Mr Johnson said the award to the chief executive of the bailed-out institution was "absolutely bewildering" and should have been blocked by ministers.
RBS should be run "on public sector lines", he added, saying he found the idea that the Government could not control it "far-fetched".
Speaking from the World Economic Forum summit in Davos, Switzerland, he told the BBC he had sympathy for Mr Hester and wanted an end to "incessant banker bashing".
But he went on: "I find it absolutely bewildering because RBS occupies the same status in the economy as Gosbank did in the Soviet Union: it's a state-owned bank.
"The idea that this is not in the control of the Government seems to me to be far-fetched. Stephen Hester is an able man probably doing a difficult job and his contract must have been drawn up, I guess, when he was appointed in 2008 under Alistair Darling and Gordon Brown.
"I do not know what they were thinking of when they drew it up that way, but it certainly seems to me to be right that the Government should step in and sort it out.
"People will not understand how somebody can get a whacking great bonus like that when they are basically running a state-owned concern, and I am at a loss to justify it."
He said: "If you are going to have effectively a state-owned institution then there should be a concept of public service and there should be a concept of duty to the wider British public in the form of taxpayers who, after all, stepped in to bail out that bank.
"I have sympathy with Mr Hester in the sense that the terms of his contract will have been drawn up, he will feel that he has done a very hard job well. But this is not a normal bank. This is not a free-booting, private sector, risk-taking enterprise, this is a state-owned concern that taxpayers have had to step in and bail out."
Asked what he would have done as prime minister, he said: "I think a state-owned bank should be run on public sector lines."
Meanwhile Labour leader Ed Miliband accused David Cameron of a "disgraceful failure of leadership" over the bonus.
Mr Miliband said the Prime Minister had failed to live up to his rhetoric on executive pay and shareholder activism.
"It's a disgraceful failure of leadership by the Prime Minister," he said.

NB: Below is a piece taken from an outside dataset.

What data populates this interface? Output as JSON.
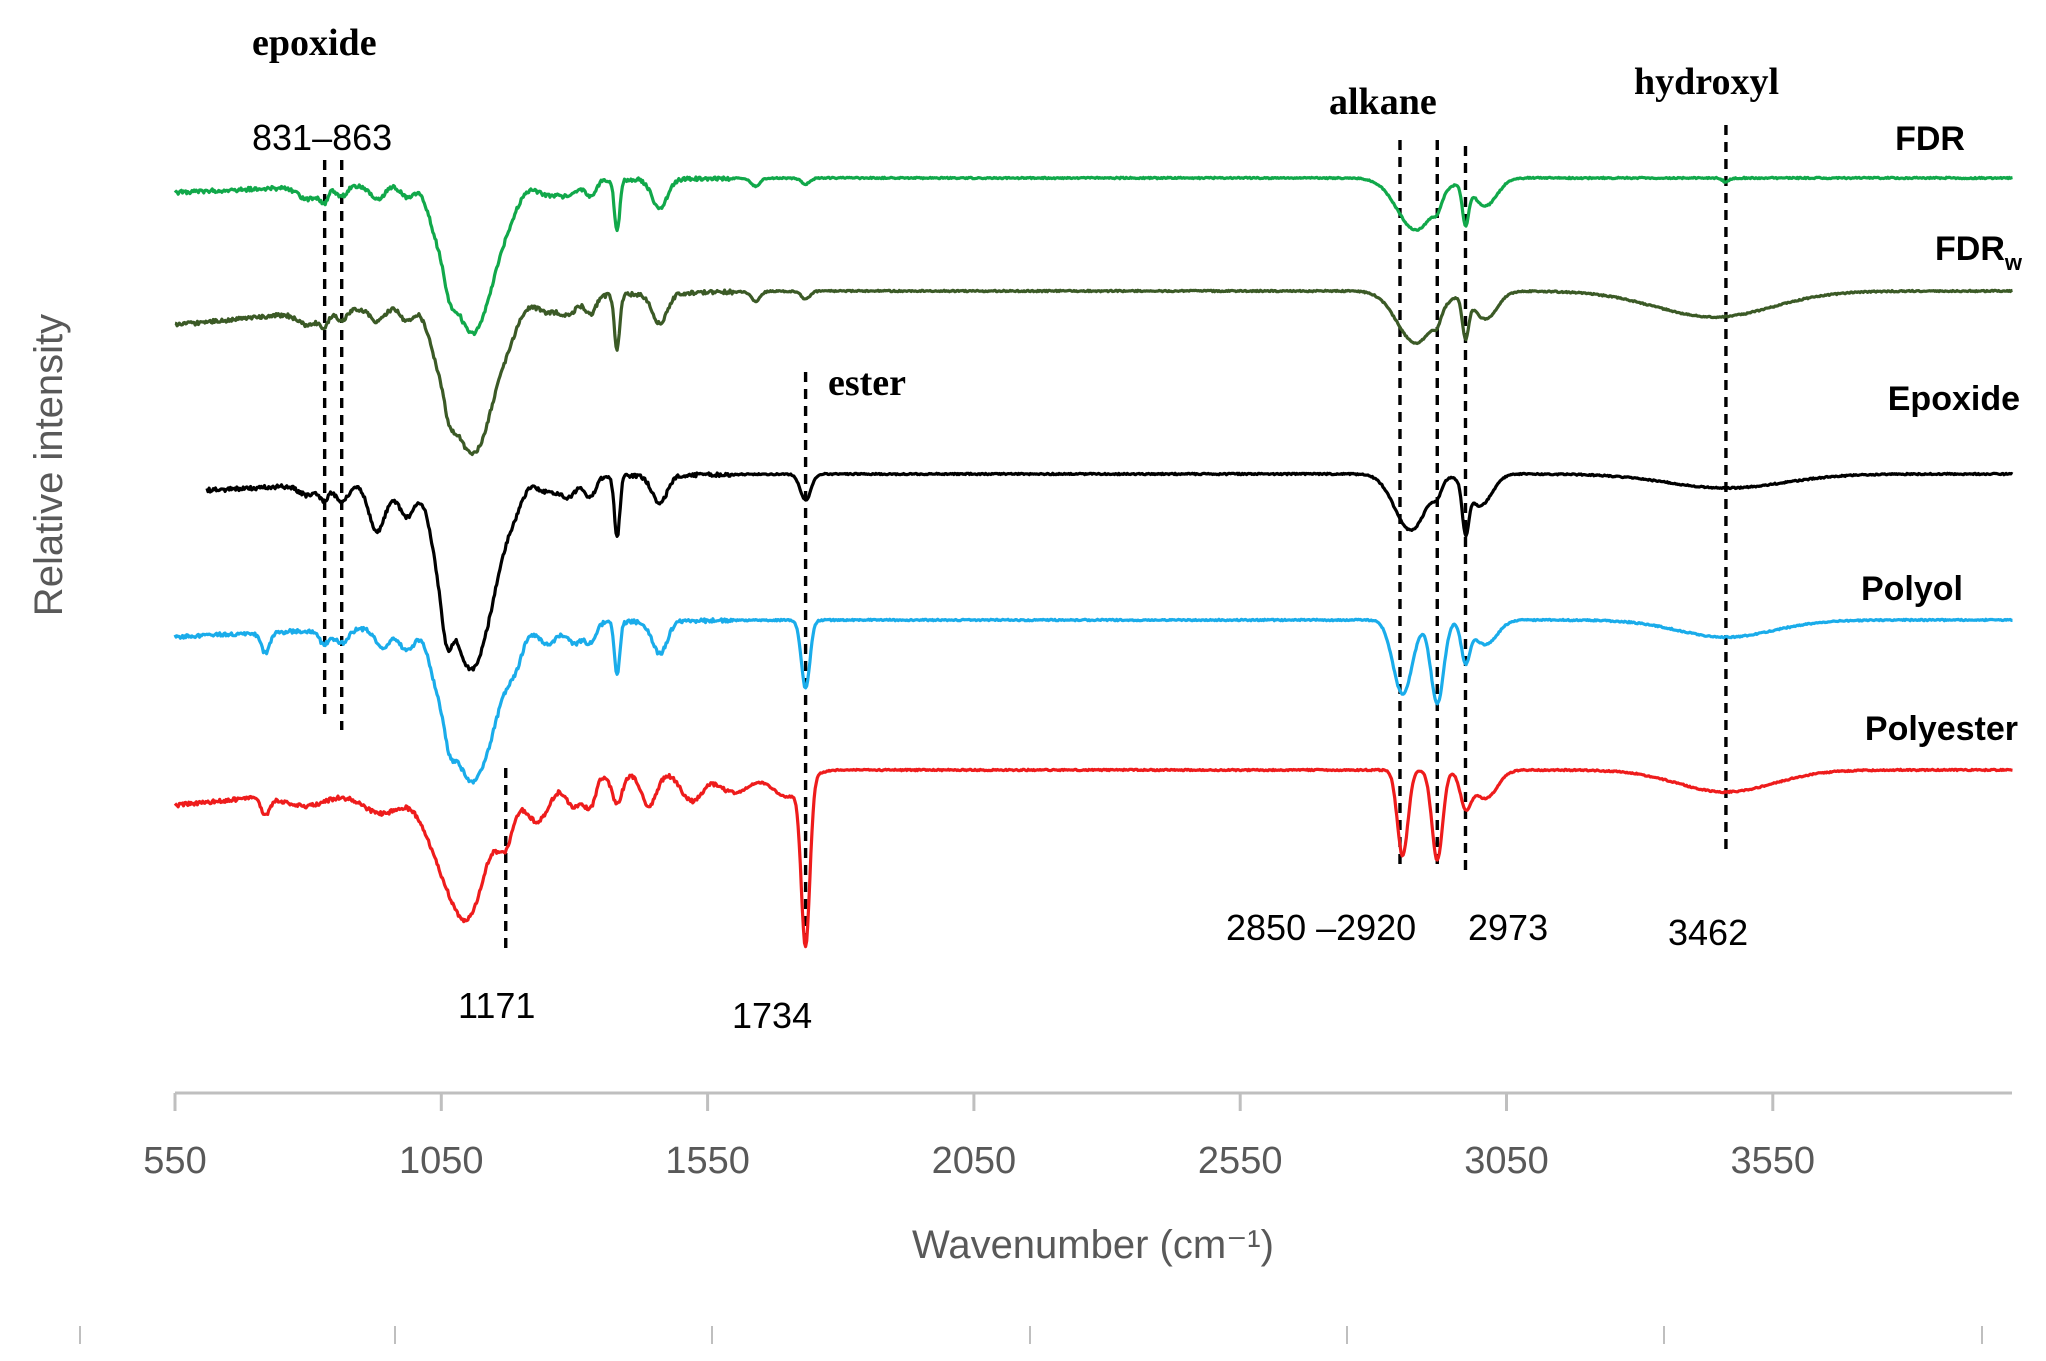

"He's been promising for months action against excessive bonuses, executive pay, and now he's nodded through a million-pound bonus.
"He's also been lecturing shareholders about how they need to be more active in holding executives to account.
"He owns, through the British Government, 83% of the Royal Bank of Scotland.
"He must now explain, not least to the British people, why he has allowed this to happen."